SkedGo's approach solves real problems. Currently, across several U.S. states, the partnership ensures access to reliable and affordable transport, helping people get to work, medical appointments or travel in rural or low-density areas, and assisting older adults or people living with disabilities. SkedGo’s technologies bring multimodal transport options to the communities that Feonix serves. In March 2023, Feonix was deployed as part of the Michigan Mobility Wallet Challenge to break down transportation barriers for key populations, including in Detroit, Grand Rapids, Jackson and surrounding areas. SkedGo delivered tailored technology to support veterans and families experiencing poverty, improving access to healthcare, employment and essential travel.
There are other examples where SkedGo’s work with Feonix is making an impact. For instance, the nonprofit N4 project, Neighbor Network of Northern Nevada, provides clarity on transportation options and discounts on most services — although it primarily caters to Native American tribes that need transit from remote reservations. At Arrowhead Transit, a program was created to understand the transit needs of Minnesotans living on the state's rural North Shore.
Summary
Some valuable lessons could be applied to San Francisco, where the novelty of AVs can distract from what is truly needed: accessible and affordable transit for all residents. Mobility-as-a-service projects that address this greater need are much more crucial.

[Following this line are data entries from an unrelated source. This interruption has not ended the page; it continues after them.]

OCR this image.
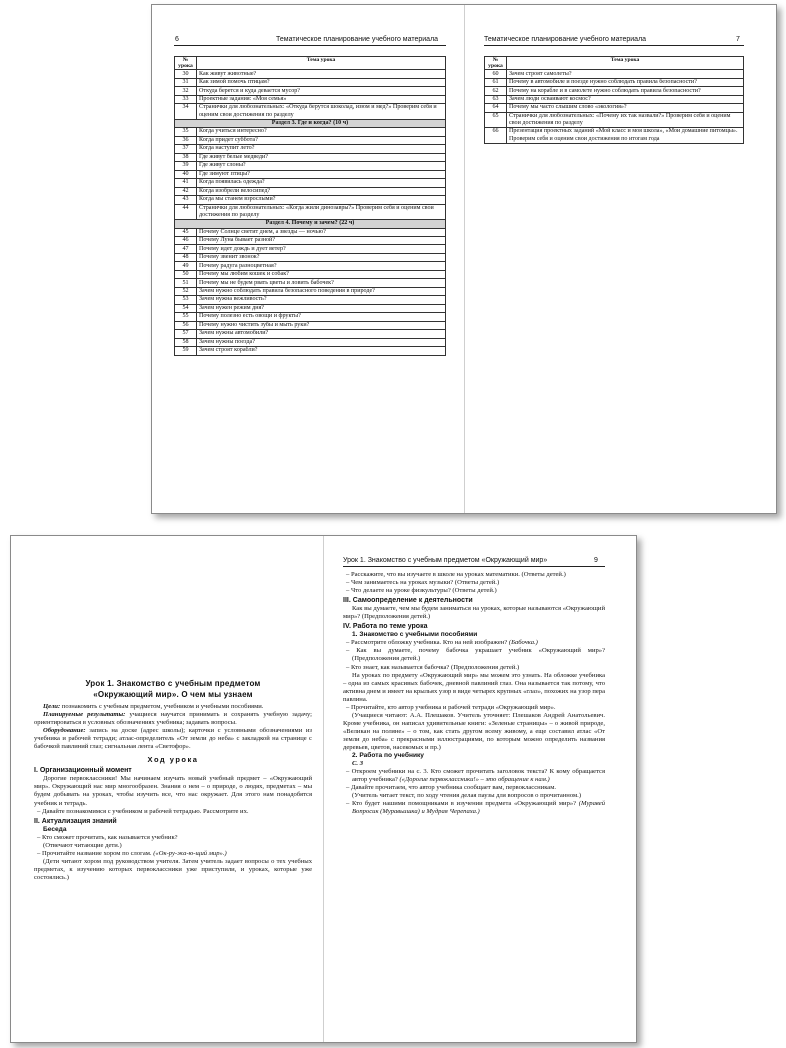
6	Тематическое планирование учебного материала
№ урока	Тема урока
30	Как живут животные?
31	Как зимой помочь птицам?
32	Откуда берется и куда девается мусор?
33	Проектные задания: «Моя семья»
34	Странички для любознательных: «Откуда берутся шоколад, изюм и мед?» Проверим себя и оценим свои достижения по разделу
Раздел 3. Где и когда? (10 ч)	
35	Когда учиться интересно?
36	Когда придет суббота?
37	Когда наступит лето?
38	Где живут белые медведи?
39	Где живут слоны?
40	Где зимуют птицы?
41	Когда появилась одежда?
42	Когда изобрели велосипед?
43	Когда мы станем взрослыми?
44	Странички для любознательных: «Когда жили динозавры?» Проверим себя и оценим свои достижения по разделу
Раздел 4. Почему и зачем? (22 ч)	
45	Почему Солнце светит днем, а звезды — ночью?
46	Почему Луна бывает разной?
47	Почему идет дождь и дует ветер?
48	Почему звенит звонок?
49	Почему радуга разноцветная?
50	Почему мы любим кошек и собак?
51	Почему мы не будем рвать цветы и ловить бабочек?
52	Зачем нужно соблюдать правила безопасного поведения в природе?
53	Зачем нужна вежливость?
54	Зачем нужен режим дня?
55	Почему полезно есть овощи и фрукты?
56	Почему нужно чистить зубы и мыть руки?
57	Зачем нужны автомобили?
58	Зачем нужны поезда?
59	Зачем строят корабли?
Тематическое планирование учебного материала	7
№ урока	Тема урока
60	Зачем строят самолеты?
61	Почему в автомобиле и поезде нужно соблюдать правила безопасности?
62	Почему на корабле и в самолете нужно соблюдать правила безопасности?
63	Зачем люди осваивают космос?
64	Почему мы часто слышим слово «экология»?
65	Странички для любознательных: «Почему их так назвали?» Проверим себя и оценим свои достижения по разделу
66	Презентация проектных заданий «Мой класс и моя школа», «Мои домашние питомцы». Проверим себя и оценим свои достижения по итогам года

Урок 1. Знакомство с учебным предметом

«Окружающий мир». О чем мы узнаем

Цели: познакомить с учебным предметом, учебником и учебными пособиями.

Планируемые результаты: учащиеся научатся принимать и сохранять учебную задачу; ориентироваться в условных обозначениях учебника; задавать вопросы.

Оборудование: запись на доске (адрес школы); карточки с условными обозначениями из учебника и рабочей тетради; атлас-определитель «От земли до неба» с закладкой на странице с бабочкой павлиний глаз; сигнальная лента «Светофор».

Ход урока

I. Организационный момент

Дорогие первоклассники! Мы начинаем изучать новый учебный предмет – «Окружающий мир». Окружающий нас мир многообразен. Знания о нем – о природе, о людях, предметах – мы будем добывать на уроках, чтобы изучить все, что нас окружает. Для этого нам понадобятся учебник и тетрадь.

– Давайте познакомимся с учебником и рабочей тетрадью. Рассмотрите их.

II. Актуализация знаний

Беседа

– Кто сможет прочитать, как называется учебник?

(Отвечают читающие дети.)

– Прочитайте название хором по слогам. («Ок-ру-жа-ю-щий мир».)

(Дети читают хором под руководством учителя. Затем учитель задает вопросы о тех учебных предметах, к изучению которых первоклассники уже приступили, и уроках, которые уже состоялись.)

Урок 1. Знакомство с учебным предметом «Окружающий мир»	9

– Расскажите, что вы изучаете в школе на уроках математики. (Ответы детей.)

– Чем занимаетесь на уроках музыки? (Ответы детей.)

– Что делаете на уроке физкультуры? (Ответы детей.)

III. Самоопределение к деятельности

Как вы думаете, чем мы будем заниматься на уроках, которые называются «Окружающий мир»? (Предположения детей.)

IV. Работа по теме урока

1. Знакомство с учебными пособиями

– Рассмотрите обложку учебника. Кто на ней изображен? (Бабочка.)

– Как вы думаете, почему бабочка украшает учебник «Окружающий мир»? (Предположения детей.)

– Кто знает, как называется бабочка? (Предположения детей.)

На уроках по предмету «Окружающий мир» мы можем это узнать. На обложке учебника – одна из самых красивых бабочек, дневной павлиний глаз. Она называется так потому, что активна днем и имеет на крыльях узор в виде четырех крупных «глаз», похожих на узор пера павлина.

– Прочитайте, кто автор учебника и рабочей тетради «Окружающий мир».

(Учащиеся читают: А.А. Плешаков. Учитель уточняет: Плешаков Андрей Анатольевич. Кроме учебника, он написал удивительные книги: «Зеленые страницы» – о живой природе, «Великан на поляне» – о том, как стать другом всему живому, а еще составил атлас «От земли до неба» с прекрасными иллюстрациями, по которым можно определить названия деревьев, цветов, насекомых и пр.)

2. Работа по учебнику

С. 3

– Откроем учебники на с. 3. Кто сможет прочитать заголовок текста? К кому обращается автор учебника? («Дорогие первоклассники!» – это обращение к нам.)

– Давайте прочитаем, что автор учебника сообщает вам, первоклассникам.

(Учитель читает текст, по ходу чтения делая паузы для вопросов о прочитанном.)

– Кто будет нашими помощниками в изучении предмета «Окружающий мир»? (Муравей Вопросик (Муравьишка) и Мудрая Черепаха.)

It’s possible that AV companies like Waymo are a little too focused on the "as-a-service" part of their model. (Although, in fairness, few innovations are born from altruism.) So, it’s encouraging to see organizations like SkedGo and Feonix step up and redefine the approach to solve problems for many, not just a few.
After all, there are many reasons to find oneself on public transit. Perhaps your car is in the shop. Or maybe a foolish human driver is the bane of your latest fender bender.